岡山大学病院歯科・予防歯科部門の澤田ななみ医員、岡山大学学術研究院医歯薬学域予防歯科学の江國大輔教授らの研究グループは、高齢者において、現在歯数が多く、嚥下機能が良好であると、2年後の栄養状態が良好であることを明らかにしました。この研究成果は、2023年10月17日、イギリスの学術雑誌「Gerodontology」にオンライン掲載されました。
本研究の結果から、現在歯数や嚥下機能を維持し、良好な栄養状態を保つことで、フレイルやサルコペニアを予防できる可能性が示唆されました。
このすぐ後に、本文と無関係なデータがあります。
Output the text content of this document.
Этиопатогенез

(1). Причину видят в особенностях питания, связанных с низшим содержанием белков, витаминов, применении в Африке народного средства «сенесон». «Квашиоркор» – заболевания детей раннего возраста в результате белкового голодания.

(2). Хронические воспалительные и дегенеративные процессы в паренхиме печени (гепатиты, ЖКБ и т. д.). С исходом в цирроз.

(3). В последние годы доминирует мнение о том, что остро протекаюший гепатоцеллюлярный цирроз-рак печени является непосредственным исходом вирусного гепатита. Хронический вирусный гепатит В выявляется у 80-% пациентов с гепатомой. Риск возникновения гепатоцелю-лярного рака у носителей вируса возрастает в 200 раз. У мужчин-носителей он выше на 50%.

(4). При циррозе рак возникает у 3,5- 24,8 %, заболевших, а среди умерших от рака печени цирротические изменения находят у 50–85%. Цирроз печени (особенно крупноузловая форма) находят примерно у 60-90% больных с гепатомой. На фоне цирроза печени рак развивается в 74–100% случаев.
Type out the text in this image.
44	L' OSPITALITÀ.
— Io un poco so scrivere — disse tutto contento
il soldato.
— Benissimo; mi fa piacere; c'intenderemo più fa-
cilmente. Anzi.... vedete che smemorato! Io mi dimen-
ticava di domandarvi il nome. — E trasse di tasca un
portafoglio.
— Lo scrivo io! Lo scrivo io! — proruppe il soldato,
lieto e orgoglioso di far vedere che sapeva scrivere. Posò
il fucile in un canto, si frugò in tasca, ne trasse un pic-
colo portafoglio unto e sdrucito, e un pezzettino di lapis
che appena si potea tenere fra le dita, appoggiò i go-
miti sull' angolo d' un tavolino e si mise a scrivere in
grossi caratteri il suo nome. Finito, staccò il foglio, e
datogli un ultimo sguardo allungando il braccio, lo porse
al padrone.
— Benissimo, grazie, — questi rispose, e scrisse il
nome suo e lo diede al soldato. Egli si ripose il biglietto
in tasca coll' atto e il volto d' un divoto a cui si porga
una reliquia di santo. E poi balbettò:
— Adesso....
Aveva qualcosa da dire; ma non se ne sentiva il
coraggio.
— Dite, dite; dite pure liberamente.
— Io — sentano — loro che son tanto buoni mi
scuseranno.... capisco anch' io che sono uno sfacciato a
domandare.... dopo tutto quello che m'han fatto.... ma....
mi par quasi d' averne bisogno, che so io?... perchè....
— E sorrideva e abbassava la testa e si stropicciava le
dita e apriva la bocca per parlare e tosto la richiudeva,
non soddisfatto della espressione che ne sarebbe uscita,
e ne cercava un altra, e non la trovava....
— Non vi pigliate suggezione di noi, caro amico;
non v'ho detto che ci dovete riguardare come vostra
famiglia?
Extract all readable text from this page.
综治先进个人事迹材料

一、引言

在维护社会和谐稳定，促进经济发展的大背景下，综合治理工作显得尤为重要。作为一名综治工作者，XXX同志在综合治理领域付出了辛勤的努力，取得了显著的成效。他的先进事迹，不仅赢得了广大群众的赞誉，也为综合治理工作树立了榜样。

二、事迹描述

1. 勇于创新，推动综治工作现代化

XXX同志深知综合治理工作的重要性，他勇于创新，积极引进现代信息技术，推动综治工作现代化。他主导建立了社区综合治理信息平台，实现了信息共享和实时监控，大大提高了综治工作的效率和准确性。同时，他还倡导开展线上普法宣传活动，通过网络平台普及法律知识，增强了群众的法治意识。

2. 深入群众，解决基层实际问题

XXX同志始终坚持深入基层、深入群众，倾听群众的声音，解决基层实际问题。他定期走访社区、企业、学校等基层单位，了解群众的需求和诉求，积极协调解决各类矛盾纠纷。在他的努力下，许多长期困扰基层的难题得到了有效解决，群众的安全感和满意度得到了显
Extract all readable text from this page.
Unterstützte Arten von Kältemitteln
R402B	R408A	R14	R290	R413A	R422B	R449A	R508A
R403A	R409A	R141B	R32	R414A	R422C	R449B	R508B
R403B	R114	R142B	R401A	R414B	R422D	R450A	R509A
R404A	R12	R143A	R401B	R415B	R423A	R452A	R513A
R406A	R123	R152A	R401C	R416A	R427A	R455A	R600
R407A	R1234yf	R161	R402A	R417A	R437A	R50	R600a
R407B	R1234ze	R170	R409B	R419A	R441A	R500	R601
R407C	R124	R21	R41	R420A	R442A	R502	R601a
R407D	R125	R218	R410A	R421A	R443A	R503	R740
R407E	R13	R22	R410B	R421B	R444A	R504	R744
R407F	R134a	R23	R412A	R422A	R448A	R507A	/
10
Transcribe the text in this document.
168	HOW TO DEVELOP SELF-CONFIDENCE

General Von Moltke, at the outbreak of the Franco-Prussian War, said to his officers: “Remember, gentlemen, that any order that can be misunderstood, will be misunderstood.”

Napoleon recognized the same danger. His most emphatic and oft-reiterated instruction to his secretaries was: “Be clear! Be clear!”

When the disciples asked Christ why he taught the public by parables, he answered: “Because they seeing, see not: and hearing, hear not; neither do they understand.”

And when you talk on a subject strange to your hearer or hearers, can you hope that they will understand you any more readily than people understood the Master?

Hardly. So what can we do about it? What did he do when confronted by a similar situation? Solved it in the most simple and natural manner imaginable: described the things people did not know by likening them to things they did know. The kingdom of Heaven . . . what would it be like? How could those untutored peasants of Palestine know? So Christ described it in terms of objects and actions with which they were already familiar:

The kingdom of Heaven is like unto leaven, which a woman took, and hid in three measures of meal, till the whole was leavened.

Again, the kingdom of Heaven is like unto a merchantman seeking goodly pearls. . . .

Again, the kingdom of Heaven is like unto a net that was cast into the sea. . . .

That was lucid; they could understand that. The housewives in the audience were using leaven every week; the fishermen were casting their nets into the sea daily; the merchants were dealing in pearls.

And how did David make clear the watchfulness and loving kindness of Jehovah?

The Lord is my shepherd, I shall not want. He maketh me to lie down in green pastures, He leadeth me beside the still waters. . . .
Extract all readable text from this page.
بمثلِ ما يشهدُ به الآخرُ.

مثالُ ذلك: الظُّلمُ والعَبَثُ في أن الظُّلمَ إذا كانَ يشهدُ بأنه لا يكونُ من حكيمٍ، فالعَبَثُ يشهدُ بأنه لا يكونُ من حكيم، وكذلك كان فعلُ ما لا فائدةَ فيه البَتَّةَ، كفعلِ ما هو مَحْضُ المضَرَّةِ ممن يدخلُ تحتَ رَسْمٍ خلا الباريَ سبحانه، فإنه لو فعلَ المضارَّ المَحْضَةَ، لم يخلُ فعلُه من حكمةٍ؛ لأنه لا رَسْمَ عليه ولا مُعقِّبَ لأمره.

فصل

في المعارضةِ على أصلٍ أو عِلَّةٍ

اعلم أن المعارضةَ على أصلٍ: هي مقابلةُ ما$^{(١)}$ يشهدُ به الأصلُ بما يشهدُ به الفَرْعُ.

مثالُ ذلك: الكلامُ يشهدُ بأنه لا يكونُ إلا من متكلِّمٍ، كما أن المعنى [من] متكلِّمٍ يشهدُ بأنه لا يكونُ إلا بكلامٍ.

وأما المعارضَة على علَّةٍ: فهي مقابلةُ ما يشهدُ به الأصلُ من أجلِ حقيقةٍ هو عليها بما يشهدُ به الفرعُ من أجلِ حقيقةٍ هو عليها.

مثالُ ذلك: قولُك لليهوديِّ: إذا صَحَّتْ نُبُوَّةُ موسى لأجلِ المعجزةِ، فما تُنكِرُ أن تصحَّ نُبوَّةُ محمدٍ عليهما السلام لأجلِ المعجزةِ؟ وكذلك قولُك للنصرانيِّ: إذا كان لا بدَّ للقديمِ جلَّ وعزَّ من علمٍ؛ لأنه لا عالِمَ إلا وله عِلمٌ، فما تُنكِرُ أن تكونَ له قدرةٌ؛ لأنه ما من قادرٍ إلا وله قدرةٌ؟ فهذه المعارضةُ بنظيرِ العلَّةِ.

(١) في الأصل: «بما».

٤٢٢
これは介護予防にもつながり、健康長寿社会を目指す日本において、健康寿命を延伸する一助となる可能性もあります。
◆研究者からひとこと
身体の健康とお口の健康は密接な関係があります!
健康な歯を残し、飲み込む力を維持するためには、定期的な歯科受診が大切です。
皆様の将来の健康のために、ぜひ、お近くの歯医者さんを訪ねてみてください♪
プレスリリースはこちら(国立大学法人岡山大学 2023年12月21日掲載)
※記事公開から日数が経過した原文へのリンクは、正常に遷移しない場合があります。ご了承ください。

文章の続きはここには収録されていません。